Ethereum’s EIP-1559 is part of the London hard fork upgrade, and so far, it has delivered the expected solutions on Ethereum by burning network fees and boosting gas price predictability.
Ethereum EIP-1559 upgrade goes live on Polygon
The Ethereum EIP-1559 upgrade is now live on the Polygon network, with the objective being to boost fee visibility. The upgrade went live at block 23850000.
The announcement from Polygon stated, “The burning is a two-step affair that starts on the Polygon network and completes on the Ethereum network. The Polygon team has created a public interface where users can monitor and become part of the burning process.”
The upgrade will bring the same fee burning mechanism to the Polygon network, thus reducing the supply of MATIC tokens. The upgrade will also eradicate the first-price auction strategy used in calculating network fees. This will lead to better cost estimations on the fees charged on the network.
The Polygon team further stated that the supply of MATIC would become deflationary with this upgrade. 0.27% of the entire supply will be burnt annually.

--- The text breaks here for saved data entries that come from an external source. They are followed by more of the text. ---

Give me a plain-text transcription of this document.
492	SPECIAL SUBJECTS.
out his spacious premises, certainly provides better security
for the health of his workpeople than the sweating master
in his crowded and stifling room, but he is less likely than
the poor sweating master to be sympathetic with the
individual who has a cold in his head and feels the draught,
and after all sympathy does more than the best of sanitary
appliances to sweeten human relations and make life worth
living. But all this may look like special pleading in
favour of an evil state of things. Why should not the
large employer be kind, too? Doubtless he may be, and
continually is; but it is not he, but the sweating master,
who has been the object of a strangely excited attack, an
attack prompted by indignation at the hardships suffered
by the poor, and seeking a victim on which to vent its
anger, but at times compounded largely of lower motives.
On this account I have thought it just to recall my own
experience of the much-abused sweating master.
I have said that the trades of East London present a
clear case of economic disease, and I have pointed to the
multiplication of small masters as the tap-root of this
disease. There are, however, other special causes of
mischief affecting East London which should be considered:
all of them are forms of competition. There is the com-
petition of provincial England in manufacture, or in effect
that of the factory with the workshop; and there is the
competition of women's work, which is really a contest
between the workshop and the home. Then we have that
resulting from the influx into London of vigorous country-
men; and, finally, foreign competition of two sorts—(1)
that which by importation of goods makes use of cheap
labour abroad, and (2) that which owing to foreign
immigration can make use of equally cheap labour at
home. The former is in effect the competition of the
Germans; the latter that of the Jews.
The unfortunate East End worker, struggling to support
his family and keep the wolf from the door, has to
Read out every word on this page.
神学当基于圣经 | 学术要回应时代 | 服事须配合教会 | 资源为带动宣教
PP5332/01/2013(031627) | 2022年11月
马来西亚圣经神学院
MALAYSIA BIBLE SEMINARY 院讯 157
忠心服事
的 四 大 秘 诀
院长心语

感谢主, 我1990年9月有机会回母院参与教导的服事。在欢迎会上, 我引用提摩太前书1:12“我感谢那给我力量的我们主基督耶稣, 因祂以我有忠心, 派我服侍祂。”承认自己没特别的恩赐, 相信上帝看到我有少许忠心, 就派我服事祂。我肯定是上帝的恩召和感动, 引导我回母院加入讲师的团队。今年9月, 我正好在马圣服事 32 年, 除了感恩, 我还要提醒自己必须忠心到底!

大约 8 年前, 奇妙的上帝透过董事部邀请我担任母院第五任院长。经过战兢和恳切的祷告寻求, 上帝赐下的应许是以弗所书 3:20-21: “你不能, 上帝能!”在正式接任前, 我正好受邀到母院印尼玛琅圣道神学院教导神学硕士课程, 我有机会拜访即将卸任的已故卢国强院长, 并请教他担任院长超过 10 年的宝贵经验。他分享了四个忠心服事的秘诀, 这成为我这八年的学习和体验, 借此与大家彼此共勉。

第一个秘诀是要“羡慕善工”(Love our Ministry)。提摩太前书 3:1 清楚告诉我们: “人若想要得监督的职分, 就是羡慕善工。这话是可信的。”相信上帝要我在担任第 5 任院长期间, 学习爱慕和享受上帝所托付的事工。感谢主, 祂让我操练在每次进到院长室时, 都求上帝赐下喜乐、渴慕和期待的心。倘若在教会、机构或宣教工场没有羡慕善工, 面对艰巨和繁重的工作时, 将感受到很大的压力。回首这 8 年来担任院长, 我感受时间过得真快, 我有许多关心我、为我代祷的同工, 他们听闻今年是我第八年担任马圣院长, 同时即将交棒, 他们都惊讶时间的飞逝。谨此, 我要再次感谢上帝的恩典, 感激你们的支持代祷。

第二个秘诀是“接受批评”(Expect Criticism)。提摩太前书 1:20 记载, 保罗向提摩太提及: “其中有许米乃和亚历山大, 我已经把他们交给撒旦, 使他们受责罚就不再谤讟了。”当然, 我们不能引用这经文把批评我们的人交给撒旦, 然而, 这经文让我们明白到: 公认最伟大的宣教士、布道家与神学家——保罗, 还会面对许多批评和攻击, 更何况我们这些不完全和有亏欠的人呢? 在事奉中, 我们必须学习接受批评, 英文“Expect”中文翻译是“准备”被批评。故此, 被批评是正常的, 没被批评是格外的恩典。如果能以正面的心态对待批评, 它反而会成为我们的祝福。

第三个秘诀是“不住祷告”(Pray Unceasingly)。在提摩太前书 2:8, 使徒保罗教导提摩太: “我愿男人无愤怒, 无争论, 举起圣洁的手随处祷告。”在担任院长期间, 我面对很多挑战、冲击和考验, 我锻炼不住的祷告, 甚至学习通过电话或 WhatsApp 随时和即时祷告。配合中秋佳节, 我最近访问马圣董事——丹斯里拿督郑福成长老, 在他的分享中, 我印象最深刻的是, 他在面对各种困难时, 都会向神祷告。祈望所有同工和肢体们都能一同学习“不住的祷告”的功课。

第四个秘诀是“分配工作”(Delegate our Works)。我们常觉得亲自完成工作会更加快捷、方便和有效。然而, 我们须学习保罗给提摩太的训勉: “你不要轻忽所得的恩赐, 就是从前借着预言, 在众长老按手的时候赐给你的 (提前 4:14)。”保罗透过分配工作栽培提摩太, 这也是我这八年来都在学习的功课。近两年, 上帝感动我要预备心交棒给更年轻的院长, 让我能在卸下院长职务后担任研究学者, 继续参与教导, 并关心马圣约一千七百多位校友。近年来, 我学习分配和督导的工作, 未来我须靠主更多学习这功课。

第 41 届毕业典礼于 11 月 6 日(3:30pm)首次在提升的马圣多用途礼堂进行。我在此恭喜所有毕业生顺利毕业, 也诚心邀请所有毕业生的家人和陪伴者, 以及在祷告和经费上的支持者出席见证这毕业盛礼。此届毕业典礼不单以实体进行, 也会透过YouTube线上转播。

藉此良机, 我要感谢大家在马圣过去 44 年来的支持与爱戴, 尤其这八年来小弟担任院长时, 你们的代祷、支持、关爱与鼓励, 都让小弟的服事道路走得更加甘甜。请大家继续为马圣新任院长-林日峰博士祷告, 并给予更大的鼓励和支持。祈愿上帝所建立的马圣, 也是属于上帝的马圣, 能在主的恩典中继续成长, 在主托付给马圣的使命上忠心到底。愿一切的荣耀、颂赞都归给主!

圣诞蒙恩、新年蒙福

The total supply of MATIC tokens is capped at 10 billion, with 6.8 billion being the circulating supply.
The Polygon team noted that the upgrade would carry benefits such as reducing spam and getting rid of network congestion. ”Deflationary pressure will benefit both validators and delegators because their rewards for processing transactions are denominated in MATIC.”
The EIP-1559 went live on Ethereum last summer, and so far, 1.54 million Ether tokens have been burnt. The upgrade is part of the journey towards ETH.20, with burn tracker predicting the issuance of ETH tokens will be deflationary by 2.5% after the merge is complete and Ethereum transitions to a proof-of-stake consensus.
Gas fees on MATIC
Polygon is a layer two network, but recently, it has suffered from increased gas fees. Earlier this month, Dune Analytics noted that the gas fees on the network increased to notable highs. This was caused by some validators failing to submit blocks.
News of this upgrade has not aided in MATIC’s price recovery. The token has dipped by around 8.4%, and at the time of writing, it was trading at around $2.20.